Find the function that undoes another — reflect over y = x

An inverse function reverses what the original function does. If f(x) = 2x + 3 turns 2 into 7, then f⁻¹(x) turns 7 back into 2.

To find the inverse: swap x and y, then solve for y. The graph of f⁻¹ is the mirror image of f reflected over the line y = x.

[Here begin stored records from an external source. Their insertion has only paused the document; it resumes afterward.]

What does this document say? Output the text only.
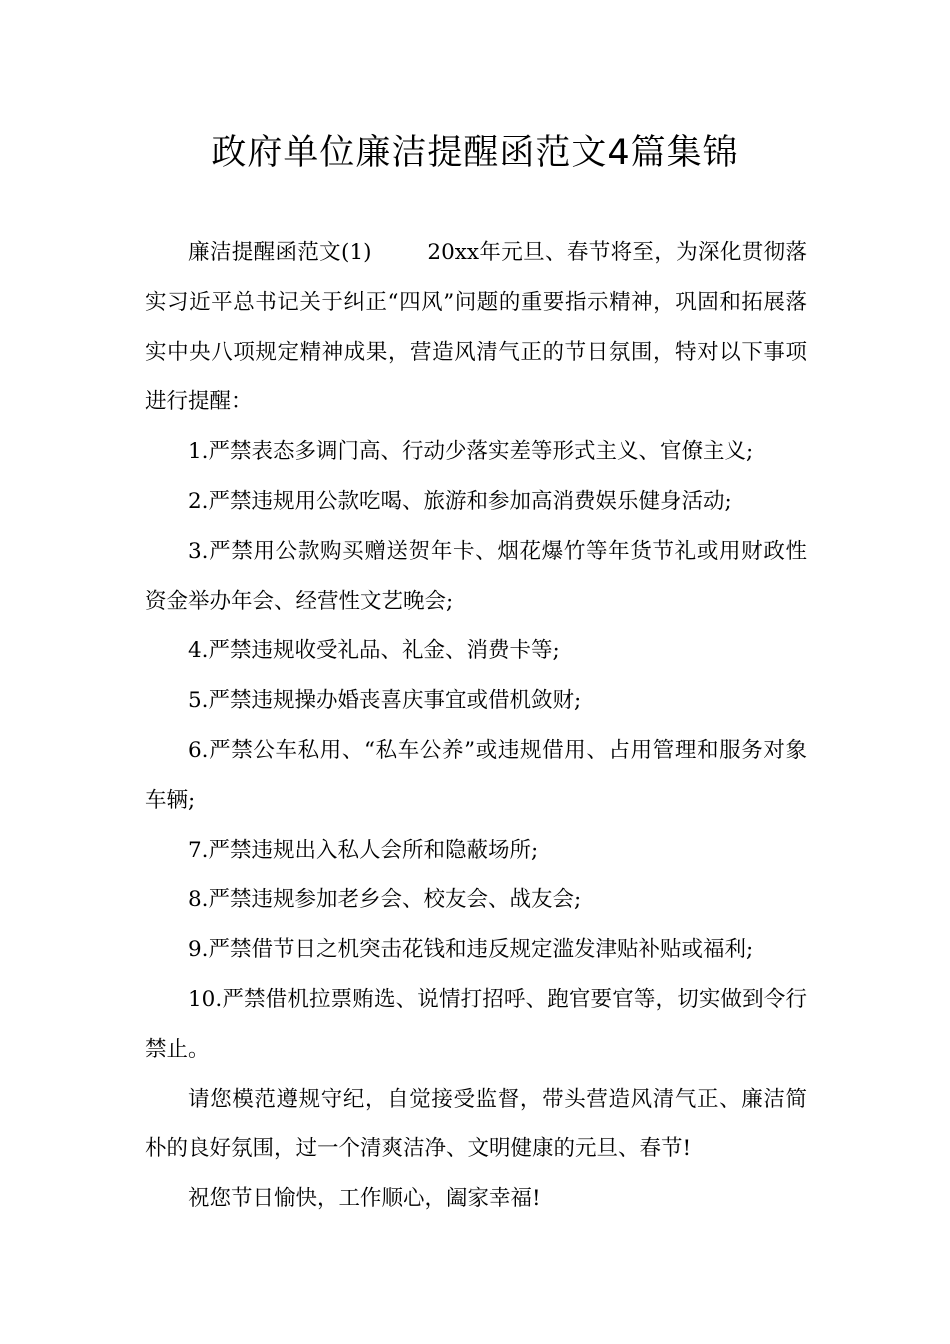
政府单位廉洁提醒函范文4篇集锦

廉洁提醒函范文(1)	20xx年元旦、春节将至，为深化贯彻落实习近平总书记关于纠正“四风”问题的重要指示精神，巩固和拓展落实中央八项规定精神成果，营造风清气正的节日氛围，特对以下事项进行提醒：

1.严禁表态多调门高、行动少落实差等形式主义、官僚主义;

2.严禁违规用公款吃喝、旅游和参加高消费娱乐健身活动;

3.严禁用公款购买赠送贺年卡、烟花爆竹等年货节礼或用财政性资金举办年会、经营性文艺晚会;

4.严禁违规收受礼品、礼金、消费卡等;

5.严禁违规操办婚丧喜庆事宜或借机敛财;

6.严禁公车私用、“私车公养”或违规借用、占用管理和服务对象车辆;

7.严禁违规出入私人会所和隐蔽场所;

8.严禁违规参加老乡会、校友会、战友会;

9.严禁借节日之机突击花钱和违反规定滥发津贴补贴或福利;

10.严禁借机拉票贿选、说情打招呼、跑官要官等，切实做到令行禁止。

请您模范遵规守纪，自觉接受监督，带头营造风清气正、廉洁简朴的良好氛围，过一个清爽洁净、文明健康的元旦、春节!

祝您节日愉快，工作顺心，阖家幸福!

Not every function has an inverse — it must pass the horizontal line test. Ask the AI anything — try "Find the inverse of f(x) = 3x − 1" or "Why doesn't x² have an inverse?"

Graph

FAQ

What is an inverse function?
An inverse function f⁻¹(x) "undoes" the original function f(x). If f takes input a to output b, then f⁻¹ takes b back to a. Formally, f(f⁻¹(x)) = x and f⁻¹(f(x)) = x.
How do I find an inverse function?
Write y = f(x), swap x and y to get x = f(y), then solve for y. For example: y = 2x + 3 becomes x = 2y + 3, then y = (x − 3)/2. So f⁻¹(x) = (x − 3)/2.
Why is the inverse a reflection over y = x?
When you swap x and y in every point (a, b) on f, you get (b, a) on f⁻¹. The transformation (a, b) → (b, a) is exactly a reflection across the line y = x.
When does an inverse not exist?
A function has an inverse only if it is one-to-one — each output comes from exactly one input. The horizontal line test checks this: if any horizontal line crosses the graph more than once, the function has no inverse (unless you restrict the domain).